Hi,
I realise my previous question may have been a bit naïve and I also realise
I am asking an awful lot here, any advice would be greatly appreciated.
* I have been using Hadoop 2.4 in local mode and am sticking to the
mapreduce.* side of the track.
* I am using a Custom Line reader to read each sequence into a Map
* I have a partitioner class which is testing the key from the map class.

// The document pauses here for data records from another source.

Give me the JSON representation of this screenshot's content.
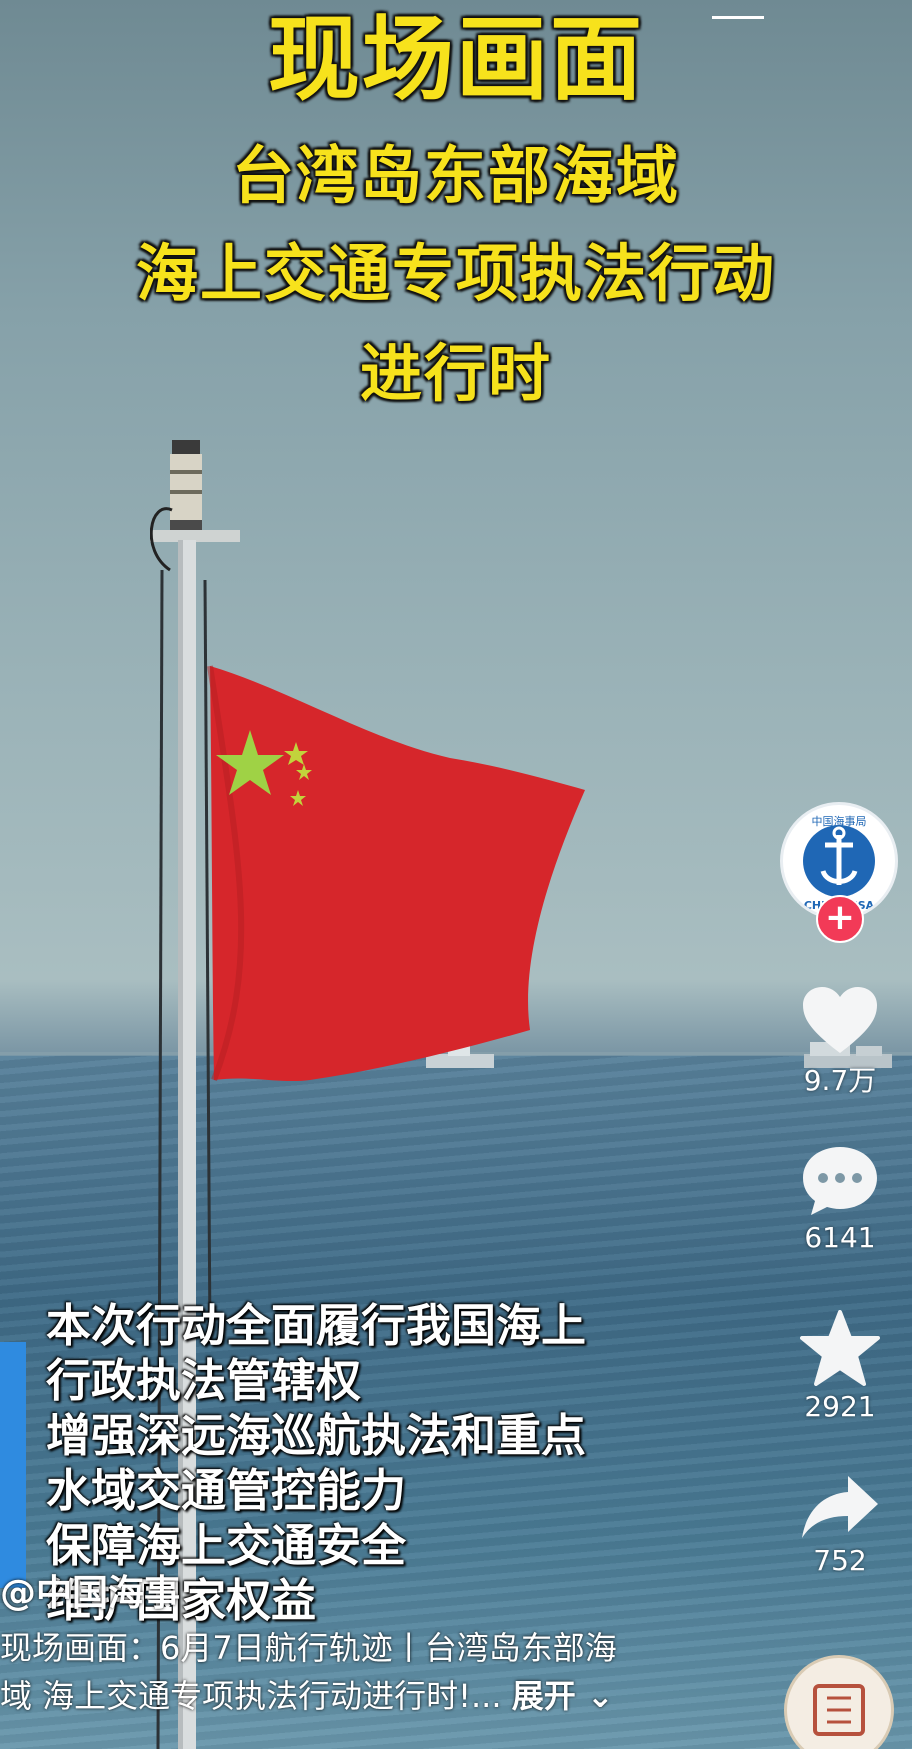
{
  "overlay_title": {
    "line1": "现场画面",
    "line2": "台湾岛东部海域",
    "line3": "海上交通专项执法行动",
    "line4": "进行时"
  },
  "caption": {
    "lines": [
      "本次行动全面履行我国海上",
      "行政执法管辖权",
      "增强深远海巡航执法和重点",
      "水域交通管控能力",
      "保障海上交通安全",
      "维护国家权益"
    ]
  },
  "author": "@中国海事",
  "description": {
    "line1": "现场画面：6月7日航行轨迹丨台湾岛东部海",
    "line2": "域 海上交通专项执法行动进行时!...",
    "expand": "展开"
  },
  "sidebar": {
    "avatar_text": "中国海事局",
    "avatar_abbr": "CHINA MSA",
    "follow": "+",
    "likes": "9.7万",
    "comments": "6141",
    "favorites": "2921",
    "shares": "752"
  },
  "colors": {
    "title_yellow": "#f7e21c",
    "follow_red": "#f23a57",
    "flag_red": "#d6262b",
    "star_yellow": "#f2e53a"
  }
}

* I've tried debugging in eclipse with a breakpoint in the partitioner class
but getPartition(LongWritable mapKey, Text sequenceString, int
numReduceTasks) is not being called.
Could there be any reason for that ?
Because my map and reduce code works in local mode within eclipse, I
wondered if I may get the partitioner to work if I changed to Pseudo
Distributed Mode exporting a runnable jar from Eclipse (Kepler)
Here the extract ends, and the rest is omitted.